Cosmic Cloud’s Gamma-Ray Heartbeat Puzzles Scientists

Aug 18, 2020 | Daily Space, Quasar, Stars

Cosmic Cloud’s Gamma-Ray Heartbeat Puzzles Scientists
IMAGE: The microquasar SS 433 (background) sways with a period of 162 days. The inconspicuous gas cloud Fermi J1913+0515 (foreground), about 100 light years away, pulsates with the same rhythm, suggesting a direct connection. But how exactly the microquasar drives this ‘heartbeat’ of the gas cloud is still puzzling. CREDIT: DESY, Science Communication Lab

Two objects, 100 light-years apart, appear to be pulsing to the same rhythm, and it’s thought that they may be related, but it is all deeply confusing. 

It all started with a black hole in a binary system with a massive star. The system is called SS 433. The black hole is gravitationally stripping material from its companion as they whirl around each other every thirteen days. That material spirals into the black hole, generating a disc that in turn drives a jet. Now, like an imperfectly spinning top, this entire spinning, orbiting mess is wobbling, with its wobble painting out a circle as it precesses. This precession causes the jets to appear as a spiral, since their origin point is going around and around, and using several years of Fermi data, a research team has figured out that precession takes 162 days. So far, so good. This is all fairly standard behavior for a microquasar.

When we widen our field of view, however, and look at the surrounding material, something weird can be seen. An otherwise average blob of gas, with the unassuming name Fermi J1913+0515, is giving off its own gamma-ray pulse every 162 days. This blob of gas isn’t aligned with where we currently see the jets pointing. The only thing tying these two systems together is their 162-day period. 

According to led researcher Jian Li: Finding such an unambiguous connection via timing, about 100 light-years away from the microquasar, not even along the direction of the jets is as unexpected as amazing. But how the black hole can power the gas cloud’s heartbeat is unclear to us. 

According to the paper on this system, which appears in Nature Astronomy, one possibility is that the accretion disc around the black hole is also precessing, and particles from the edge of this disc are illuminating the distant gas. A possible mechanism is the release of high-energy hydrogen protons that zip through space and collide with the gas to create the periodic gamma-ray pulse. If this is the case, this is the first time this kind of system has been discovered, and a lot of theoretical work is required to try and figure out what physics best matches this bizarre system.

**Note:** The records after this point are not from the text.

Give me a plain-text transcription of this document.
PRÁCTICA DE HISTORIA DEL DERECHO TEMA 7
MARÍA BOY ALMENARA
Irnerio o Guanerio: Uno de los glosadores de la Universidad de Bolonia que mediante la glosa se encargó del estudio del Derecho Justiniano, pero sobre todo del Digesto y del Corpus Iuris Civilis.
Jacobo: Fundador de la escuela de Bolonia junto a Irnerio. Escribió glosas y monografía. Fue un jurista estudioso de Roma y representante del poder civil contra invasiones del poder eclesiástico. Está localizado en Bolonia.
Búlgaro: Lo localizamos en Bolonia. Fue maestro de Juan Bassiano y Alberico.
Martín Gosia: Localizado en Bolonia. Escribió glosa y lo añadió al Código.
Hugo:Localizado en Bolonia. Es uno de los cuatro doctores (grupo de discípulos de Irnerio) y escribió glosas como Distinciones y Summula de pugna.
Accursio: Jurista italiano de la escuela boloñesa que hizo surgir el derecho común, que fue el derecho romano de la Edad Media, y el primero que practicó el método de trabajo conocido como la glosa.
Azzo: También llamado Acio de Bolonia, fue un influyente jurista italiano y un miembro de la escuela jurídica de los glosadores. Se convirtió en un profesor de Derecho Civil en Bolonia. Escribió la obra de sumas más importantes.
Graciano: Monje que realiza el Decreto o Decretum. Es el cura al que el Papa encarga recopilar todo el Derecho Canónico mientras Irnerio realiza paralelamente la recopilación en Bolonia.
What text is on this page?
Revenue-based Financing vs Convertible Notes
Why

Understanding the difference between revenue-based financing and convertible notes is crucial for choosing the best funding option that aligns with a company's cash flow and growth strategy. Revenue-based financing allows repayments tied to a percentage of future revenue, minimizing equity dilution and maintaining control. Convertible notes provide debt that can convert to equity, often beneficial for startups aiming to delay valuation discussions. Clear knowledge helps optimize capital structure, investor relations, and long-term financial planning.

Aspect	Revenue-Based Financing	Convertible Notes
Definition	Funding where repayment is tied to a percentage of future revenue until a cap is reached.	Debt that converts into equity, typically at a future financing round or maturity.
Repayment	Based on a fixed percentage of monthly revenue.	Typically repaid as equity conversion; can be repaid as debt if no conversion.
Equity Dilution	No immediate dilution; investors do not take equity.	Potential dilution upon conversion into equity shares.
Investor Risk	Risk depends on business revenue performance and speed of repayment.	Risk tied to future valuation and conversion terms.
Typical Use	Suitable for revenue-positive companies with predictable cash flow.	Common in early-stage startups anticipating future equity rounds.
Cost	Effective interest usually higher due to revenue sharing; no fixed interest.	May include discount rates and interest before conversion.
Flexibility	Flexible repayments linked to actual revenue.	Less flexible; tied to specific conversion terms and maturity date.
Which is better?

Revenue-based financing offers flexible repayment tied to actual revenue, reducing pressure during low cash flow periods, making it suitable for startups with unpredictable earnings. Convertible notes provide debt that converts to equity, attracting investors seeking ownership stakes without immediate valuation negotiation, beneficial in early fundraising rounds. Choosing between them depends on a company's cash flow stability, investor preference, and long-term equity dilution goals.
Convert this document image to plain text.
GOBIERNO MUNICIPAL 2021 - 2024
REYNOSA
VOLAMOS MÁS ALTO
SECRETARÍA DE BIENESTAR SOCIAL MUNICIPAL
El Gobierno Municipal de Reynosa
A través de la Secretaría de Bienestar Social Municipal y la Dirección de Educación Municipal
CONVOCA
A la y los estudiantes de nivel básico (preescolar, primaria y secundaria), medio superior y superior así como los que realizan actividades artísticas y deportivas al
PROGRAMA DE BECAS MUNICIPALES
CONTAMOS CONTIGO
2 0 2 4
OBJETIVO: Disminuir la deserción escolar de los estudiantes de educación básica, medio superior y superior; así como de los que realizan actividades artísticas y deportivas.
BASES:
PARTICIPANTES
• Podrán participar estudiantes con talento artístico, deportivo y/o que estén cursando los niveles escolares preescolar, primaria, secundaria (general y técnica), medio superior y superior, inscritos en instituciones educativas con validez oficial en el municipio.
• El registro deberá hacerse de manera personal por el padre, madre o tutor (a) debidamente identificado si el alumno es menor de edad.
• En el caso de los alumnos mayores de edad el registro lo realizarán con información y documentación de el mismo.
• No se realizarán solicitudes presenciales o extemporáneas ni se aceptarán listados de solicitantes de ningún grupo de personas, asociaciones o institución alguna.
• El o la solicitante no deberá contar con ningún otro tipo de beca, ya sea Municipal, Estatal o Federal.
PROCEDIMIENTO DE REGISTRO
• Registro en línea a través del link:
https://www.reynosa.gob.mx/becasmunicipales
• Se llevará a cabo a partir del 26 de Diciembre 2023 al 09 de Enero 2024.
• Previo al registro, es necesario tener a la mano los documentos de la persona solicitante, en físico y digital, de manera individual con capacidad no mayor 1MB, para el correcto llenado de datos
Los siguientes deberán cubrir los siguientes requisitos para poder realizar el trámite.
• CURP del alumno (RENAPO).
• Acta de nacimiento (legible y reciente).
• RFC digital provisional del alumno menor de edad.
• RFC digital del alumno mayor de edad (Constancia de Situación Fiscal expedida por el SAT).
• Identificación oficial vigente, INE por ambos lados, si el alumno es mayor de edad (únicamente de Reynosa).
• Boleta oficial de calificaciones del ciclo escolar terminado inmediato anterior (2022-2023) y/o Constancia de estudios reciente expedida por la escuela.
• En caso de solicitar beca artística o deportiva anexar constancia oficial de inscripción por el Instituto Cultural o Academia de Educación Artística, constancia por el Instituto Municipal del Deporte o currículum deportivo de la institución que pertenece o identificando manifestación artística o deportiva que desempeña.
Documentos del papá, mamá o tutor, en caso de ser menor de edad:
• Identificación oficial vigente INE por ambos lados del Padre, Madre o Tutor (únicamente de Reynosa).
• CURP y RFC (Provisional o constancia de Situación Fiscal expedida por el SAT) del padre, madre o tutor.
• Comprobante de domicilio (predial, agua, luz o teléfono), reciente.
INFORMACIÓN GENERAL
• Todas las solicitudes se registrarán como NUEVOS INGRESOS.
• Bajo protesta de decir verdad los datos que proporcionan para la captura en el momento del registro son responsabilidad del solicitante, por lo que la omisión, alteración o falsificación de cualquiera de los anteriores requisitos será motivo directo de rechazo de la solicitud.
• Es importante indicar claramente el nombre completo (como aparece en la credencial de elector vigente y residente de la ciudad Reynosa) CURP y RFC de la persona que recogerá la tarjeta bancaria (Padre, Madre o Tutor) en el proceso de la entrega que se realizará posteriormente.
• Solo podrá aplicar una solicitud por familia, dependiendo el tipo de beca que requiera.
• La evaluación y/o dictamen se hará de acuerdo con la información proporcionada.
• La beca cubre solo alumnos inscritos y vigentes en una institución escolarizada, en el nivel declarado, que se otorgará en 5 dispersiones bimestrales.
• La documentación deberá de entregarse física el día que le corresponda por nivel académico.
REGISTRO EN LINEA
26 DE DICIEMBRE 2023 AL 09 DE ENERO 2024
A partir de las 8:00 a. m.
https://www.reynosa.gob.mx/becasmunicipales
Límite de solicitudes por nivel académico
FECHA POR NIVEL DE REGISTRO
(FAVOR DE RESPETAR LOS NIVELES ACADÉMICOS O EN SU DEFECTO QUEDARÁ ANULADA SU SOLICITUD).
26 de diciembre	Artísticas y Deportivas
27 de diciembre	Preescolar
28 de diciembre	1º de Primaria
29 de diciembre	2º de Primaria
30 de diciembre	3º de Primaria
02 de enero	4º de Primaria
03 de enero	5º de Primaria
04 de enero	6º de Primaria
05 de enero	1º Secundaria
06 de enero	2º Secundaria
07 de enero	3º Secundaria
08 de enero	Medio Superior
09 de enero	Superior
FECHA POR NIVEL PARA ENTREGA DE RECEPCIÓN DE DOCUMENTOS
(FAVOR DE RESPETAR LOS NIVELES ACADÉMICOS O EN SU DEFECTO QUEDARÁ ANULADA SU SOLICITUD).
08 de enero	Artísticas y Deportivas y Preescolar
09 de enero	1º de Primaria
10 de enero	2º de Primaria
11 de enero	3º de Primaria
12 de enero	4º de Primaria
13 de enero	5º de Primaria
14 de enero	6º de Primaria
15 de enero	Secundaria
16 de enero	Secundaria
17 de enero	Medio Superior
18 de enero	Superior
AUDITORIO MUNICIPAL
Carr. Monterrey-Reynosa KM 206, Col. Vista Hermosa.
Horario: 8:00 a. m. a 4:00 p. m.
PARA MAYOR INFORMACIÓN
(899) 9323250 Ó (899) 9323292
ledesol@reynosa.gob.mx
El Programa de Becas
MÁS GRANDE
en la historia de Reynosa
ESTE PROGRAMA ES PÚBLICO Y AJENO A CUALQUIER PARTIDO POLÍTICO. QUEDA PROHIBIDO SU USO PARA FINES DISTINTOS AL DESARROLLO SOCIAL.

I’m honestly not sure how I feel about high-energy particles from a black hole’s accretion disc being able to excite gas 100 light-years away into generating gamma-rays. What I do know is that it is an area of the galaxy we probably don’t want to visit.

More Information

Deutsches Elektronen-Synchrotron (DESY) press release 

University of Central Florida press release 

Gamma-Ray Heartbeat Powered by the Microquasar SS 433,” Jian Li et al., 2020 Aug. 17, Nature Astronomy 

2 Comments

  1. Ziggeman

    Perhaps the reason is this:The black Hole has sucked Up all the left spinning quarks of the gascloud while the right spinning ones är mysteriously left in place. Now as the left ones, in the black hole are under pressure from unknown forces inside the event horizon, the right ones, outside, in the gascloud are flickering syncronized. Explained with ENTANGLEMENT.?
    Greetings / ziggeman

    Reply
  2. David Czuba

    What the article doesn’t say is if the 162-day gamma burst cycles between the two objects are synchronous, meaning at the same time. Given the 100 light-year distance, synchronous events are highly unlikely. The article should point whether there is a time lag, and by how much, between the two object’s gamma bursts.